Seminar Sejarah Nasional I

From Ensiklopedia

Seminar Sejarah Nasional I dilaksanakan pada tanggal 14-18 Desember 1957 di Yogyakarta. Cikal bakal pelaksanaan Seminar Sejarah Nasioanl I ini bisa ditelusuri pada tahun 1951, saat mana pemerintah membentuk Panitia Sejarah Nasional, yang terdiri dari sejumlah sejarawan Indonesia dan Belanda yang saat itu bekerja di Universitas Indonesia dan Dinas Purbakala. Mereka ditugasi untuk menyiapkan rancangan pembelajaran sejarah sebagai alat yang penting guna membentuk warga negara yang baik serta menumbuhkan rasa cinta dan setia pada negara. Di samping itu, mereka juga ditugasi untuk menulis (menyusun) buku sejarah yang akan dipakai dalam proses pembelajaran sejarah sebagaimana disebut di atas (Soedjatmoko 2007: xi).  Pemerintah Indonesia saat itu memang tengah mengusahakan adanya “keseragaman” dalam pendidikan sejarah, termasuk buku ajar sejarah. Hal ini, sebagaimana ditegaskan R. Moh. Ali, dirasa penting karena adanya kekacauan sekitar pendidikan dan penyediaan buku sejarah Indonesia. Selanjutnya Ali mengatakan bahwa kekacauan itu tidak mendukung pemupukan semangat kebangsaan di bidang pendidikan (Ali 2007: 2).

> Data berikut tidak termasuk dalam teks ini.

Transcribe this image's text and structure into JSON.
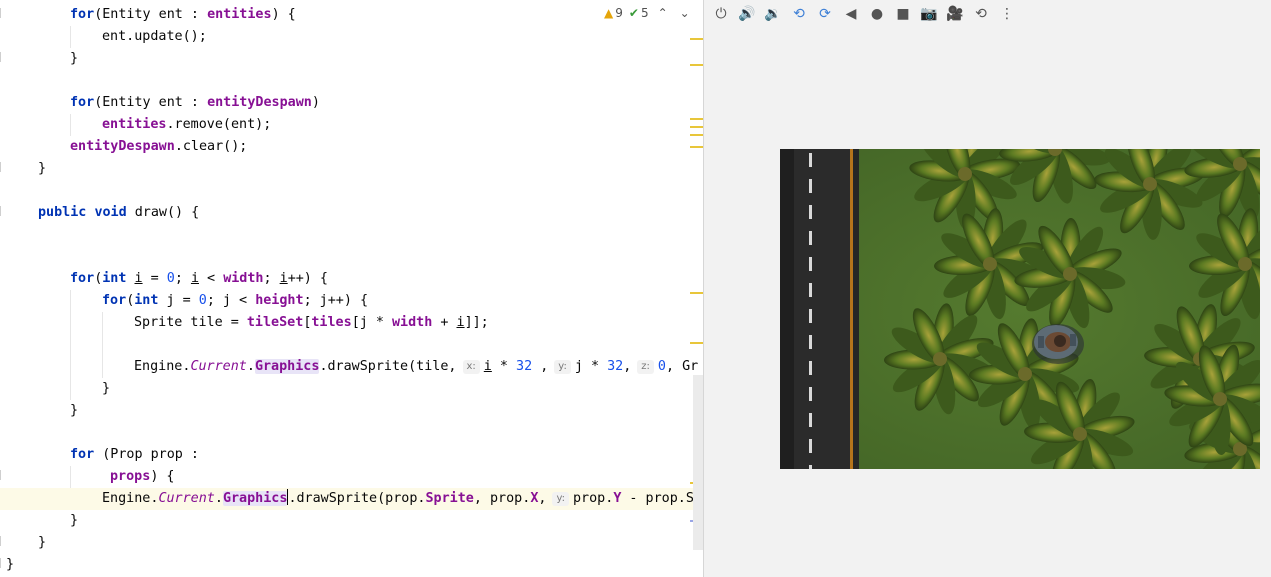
{
  "editor": {
    "inspection": {
      "warnings": "9",
      "weak_warnings": "5"
    },
    "lines": {
      "l1": [
        "for",
        "(Entity ent : ",
        "entities",
        ") {"
      ],
      "l2": [
        "ent.update();"
      ],
      "l3": [
        "}"
      ],
      "l5": [
        "for",
        "(Entity ent : ",
        "entityDespawn",
        ")"
      ],
      "l6": [
        "entities",
        ".remove(ent);"
      ],
      "l7": [
        "entityDespawn",
        ".clear();"
      ],
      "l8": [
        "}"
      ],
      "l10": [
        "public",
        " ",
        "void",
        " draw() {"
      ],
      "l13": [
        "for",
        "(",
        "int",
        " ",
        "i",
        " = ",
        "0",
        "; ",
        "i",
        " < ",
        "width",
        "; ",
        "i",
        "++) {"
      ],
      "l14": [
        "for",
        "(",
        "int",
        " j = ",
        "0",
        "; j < ",
        "height",
        "; j++) {"
      ],
      "l15": [
        "Sprite tile = ",
        "tileSet",
        "[",
        "tiles",
        "[j * ",
        "width",
        " + ",
        "i",
        "]];"
      ],
      "l17": [
        "Engine.",
        "Current",
        ".",
        "Graphics",
        ".drawSprite(tile,",
        "x:",
        "i",
        " * ",
        "32",
        " ,",
        "y:",
        "j * ",
        "32",
        ",",
        "z:",
        "0",
        ", Gr"
      ],
      "l18": [
        "}"
      ],
      "l19": [
        "}"
      ],
      "l21": [
        "for",
        " (Prop prop :"
      ],
      "l22": [
        "props",
        ") {"
      ],
      "l23": [
        "Engine.",
        "Current",
        ".",
        "Graphics",
        ".drawSprite(prop.",
        "Sprite",
        ", prop.",
        "X",
        ",",
        "y:",
        "prop.",
        "Y",
        " - prop.Spr"
      ],
      "l24": [
        "}"
      ],
      "l25": [
        "}"
      ],
      "l26": [
        "}"
      ]
    }
  },
  "emulator": {
    "toolbar": [
      {
        "icon": "power-icon",
        "glyph": "⏻"
      },
      {
        "icon": "volume-up-icon",
        "glyph": "🔊"
      },
      {
        "icon": "volume-down-icon",
        "glyph": "🔉"
      },
      {
        "icon": "rotate-left-icon",
        "glyph": "⟲"
      },
      {
        "icon": "rotate-right-icon",
        "glyph": "⟳"
      },
      {
        "icon": "back-icon",
        "glyph": "◀"
      },
      {
        "icon": "home-icon",
        "glyph": "●"
      },
      {
        "icon": "overview-icon",
        "glyph": "■"
      },
      {
        "icon": "camera-icon",
        "glyph": "📷"
      },
      {
        "icon": "screen-record-icon",
        "glyph": "🎥"
      },
      {
        "icon": "snapshot-icon",
        "glyph": "⟲"
      },
      {
        "icon": "more-icon",
        "glyph": "⋮"
      }
    ],
    "colors": {
      "grass": "#4b6d2a",
      "road": "#2b2b2b",
      "road_edge": "#b5741c",
      "lane_marking": "#d9d9d9",
      "palm_dark": "#3d5a1c",
      "palm_light": "#8a9a2c"
    }
  }
}
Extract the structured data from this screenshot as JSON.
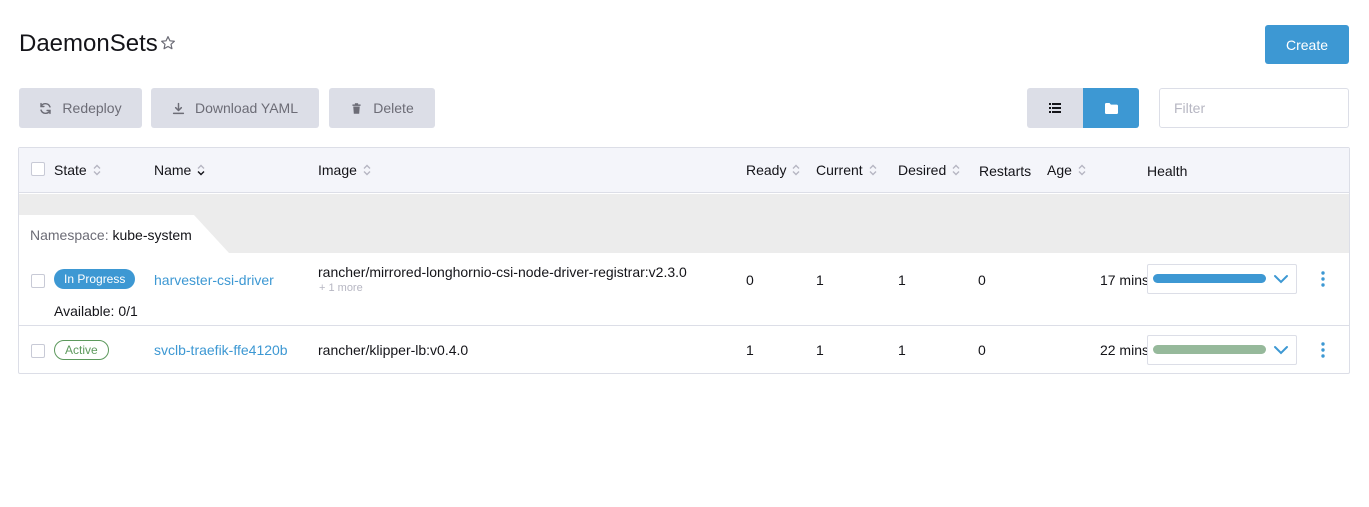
{
  "page": {
    "title": "DaemonSets",
    "create_label": "Create"
  },
  "bulk_actions": {
    "redeploy": "Redeploy",
    "download_yaml": "Download YAML",
    "delete": "Delete"
  },
  "filter": {
    "placeholder": "Filter",
    "value": ""
  },
  "view_toggle": {
    "selected": "folder"
  },
  "columns": {
    "state": "State",
    "name": "Name",
    "image": "Image",
    "ready": "Ready",
    "current": "Current",
    "desired": "Desired",
    "restarts": "Restarts",
    "age": "Age",
    "health": "Health"
  },
  "group": {
    "label": "Namespace:",
    "value": "kube-system"
  },
  "rows": [
    {
      "state": "In Progress",
      "state_detail": "Available: 0/1",
      "name": "harvester-csi-driver",
      "image": "rancher/mirrored-longhornio-csi-node-driver-registrar:v2.3.0",
      "image_more": "+ 1 more",
      "ready": "0",
      "current": "1",
      "desired": "1",
      "restarts": "0",
      "age": "17 mins",
      "health_color": "#3d98d3",
      "health_fraction": 1.0
    },
    {
      "state": "Active",
      "name": "svclb-traefik-ffe4120b",
      "image": "rancher/klipper-lb:v0.4.0",
      "ready": "1",
      "current": "1",
      "desired": "1",
      "restarts": "0",
      "age": "22 mins",
      "health_color": "#96b99b",
      "health_fraction": 1.0
    }
  ],
  "colors": {
    "accent": "#3d98d3",
    "button_gray": "#dcdee7",
    "active_green": "#5d995d"
  }
}
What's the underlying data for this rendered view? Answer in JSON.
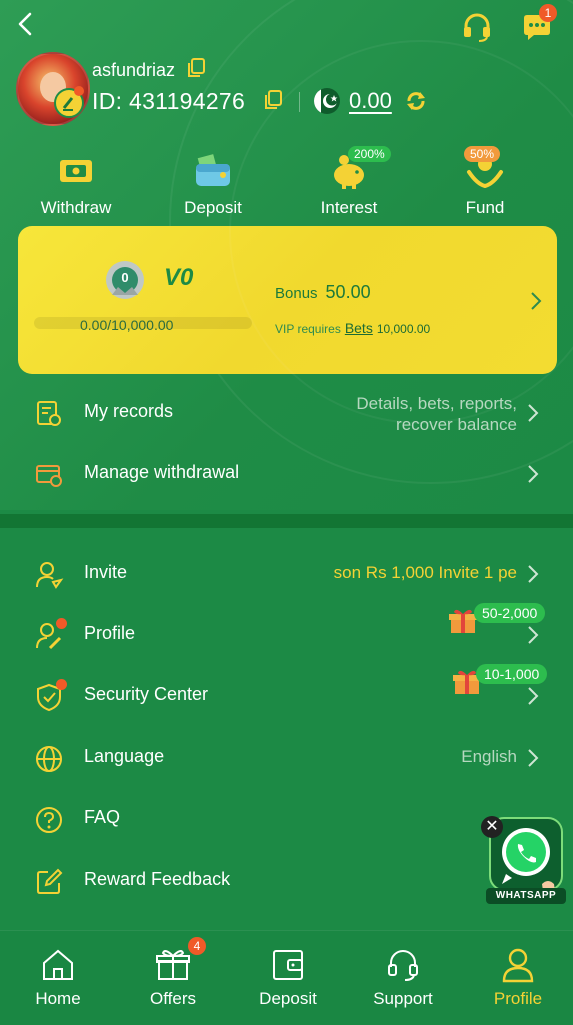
{
  "header": {
    "back_icon": "chevron-left-icon",
    "support_icon": "headset-icon",
    "messages_icon": "chat-bubble-icon",
    "messages_badge": "1"
  },
  "user": {
    "username": "asfundriaz",
    "id_label": "ID:",
    "id": "431194276",
    "balance": "0.00",
    "currency_flag": "pakistan-flag-icon"
  },
  "quick_actions": [
    {
      "label": "Withdraw",
      "icon": "ticket-icon",
      "tag": ""
    },
    {
      "label": "Deposit",
      "icon": "wallet-icon",
      "tag": ""
    },
    {
      "label": "Interest",
      "icon": "piggy-bank-icon",
      "tag": "200%"
    },
    {
      "label": "Fund",
      "icon": "hand-coins-icon",
      "tag": "50%"
    }
  ],
  "vip": {
    "level_num": "0",
    "level_name": "V0",
    "progress_text": "0.00/10,000.00",
    "progress_fraction": 0,
    "bonus_label": "Bonus",
    "bonus_value": "50.00",
    "requires_label": "VIP requires",
    "requires_link": "Bets",
    "requires_value": "10,000.00"
  },
  "records": {
    "label": "My records",
    "sub": "Details, bets, reports,",
    "sub2": "recover balance"
  },
  "manage_withdrawal": {
    "label": "Manage withdrawal"
  },
  "menu": {
    "invite": {
      "label": "Invite",
      "right": "son Rs 1,000  Invite 1 pe"
    },
    "profile": {
      "label": "Profile",
      "gift": "50-2,000"
    },
    "security": {
      "label": "Security Center",
      "gift": "10-1,000"
    },
    "language": {
      "label": "Language",
      "right": "English"
    },
    "faq": {
      "label": "FAQ"
    },
    "feedback": {
      "label": "Reward Feedback"
    }
  },
  "whatsapp": {
    "label": "WHATSAPP"
  },
  "nav": [
    {
      "label": "Home",
      "icon": "home-icon",
      "badge": ""
    },
    {
      "label": "Offers",
      "icon": "gift-icon",
      "badge": "4"
    },
    {
      "label": "Deposit",
      "icon": "wallet-icon",
      "badge": ""
    },
    {
      "label": "Support",
      "icon": "headset-icon",
      "badge": ""
    },
    {
      "label": "Profile",
      "icon": "person-icon",
      "badge": ""
    }
  ],
  "colors": {
    "accent": "#f4d235",
    "background": "#1c8a45",
    "badge": "#f05a28",
    "pill": "#2dbd4e"
  }
}
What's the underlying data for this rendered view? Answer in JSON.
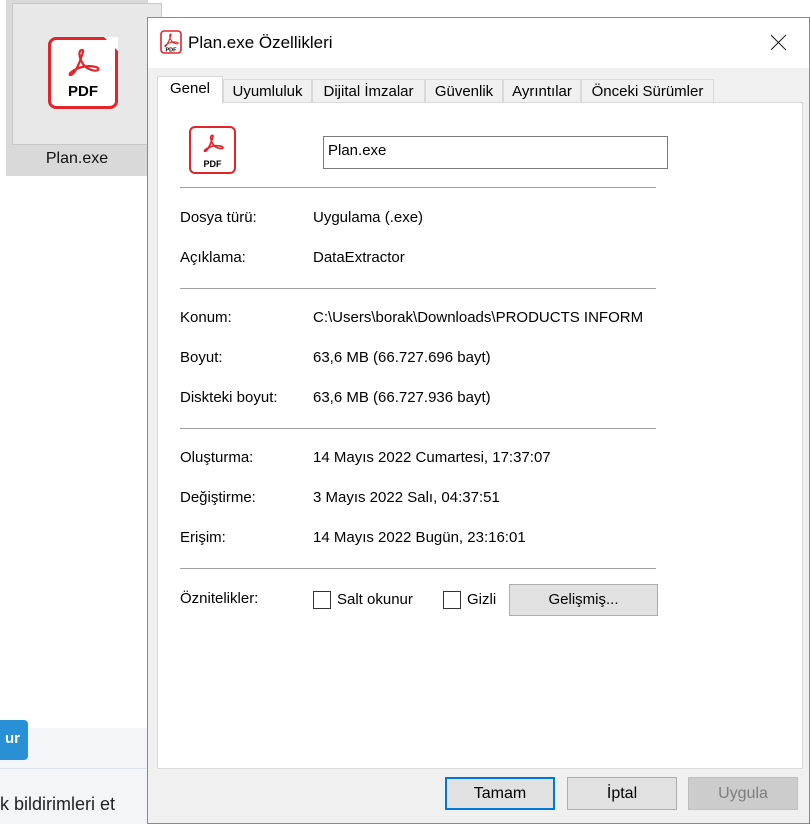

Panitia Sejarah Nasional yang dibentuk, karena berbagai alasan, gagal dan tidak berhasil menunaikan tugas mereka. Seiring dengan itu, publikasi buku sejarah, baik yang ditulis oleh mereka yang memiliki kepedulian terhadap sejarah atau oleh para guru yang mengajar di berbagai tingkatan pendidikan, meningkat dengan cepat. Sayangnya, publikasi tersebut tidak saja kurang mendukung pemupukan semangat kebangsaan, tetapi juga kurang atau tidak memenuhi persyaratan ilmiah. Kenyataan inilah yang akhirnya menyebabkan pemerintah, dalam hal ini Kementerian Pendidikan dan Kebudayaan, mendukung penyelenggaraan Seminar Sejarah Nasional. Seminar tersebut diselenggarakan bersama oleh Unversitas Gajah Mada dan Universitas Indonesia. Sejak awal, seminar tersebut tampak diarahkan untuk membahas dua isu penting: pertama, masalah kepentingan nasional untuk menentukan dan mengembangkan kepribadian bangsa; dan kedua, adanya tuntutan studi sejarah yang ilmiah (Ali 2007: 2).

Seminar Sejarah I diikuti oleh 11 pemakalah dengan beragam latar belakang ilmu dan profesi, serta membahas enam pokok bahasan: 1). Konsep Filsafat Sejarah Nasional dengan pemakalah Soedjatmoko dan Prof. Mr. M. Yamin; 2). Periodisasi Sejarah Indonesia dengan pemakalah Prof. Dr. Mr. Soekanto dan Dr. Sartono Kartodirdjo; 3). Syarat-syarat Mengarang Kitab Sejarah Indonesia yang Bercorak Nasional dengan pemakalah Soebantardjo dan Moh. Ali; 4). Pengajaran Sejarah Nasional di Sekolah-sekolah dengan pemakalah Padmopoespito dan Soeroto; 5). Pendidikan Ahli Sejarah dengan pemakalah O. Notohamidjojo dan M.D. Mansoer; 6). Pemeliharaan dan Penggunaan Bahan-bahan Sejarah dengan pemakalah Soetjipto Wirjosuparto, Drs. R. Soekmono, dan. A.K. Pringgodigdo. Peserta yang hadir tidak hanya dihadiri oleh sejarawan, melainkan juga akademisi dari disiplin ilmu lainnya, perwira militer, tokoh-tokoh politik dan tokoh-tokoh masyarakat (Laporan Seminar Sejarah, 1958).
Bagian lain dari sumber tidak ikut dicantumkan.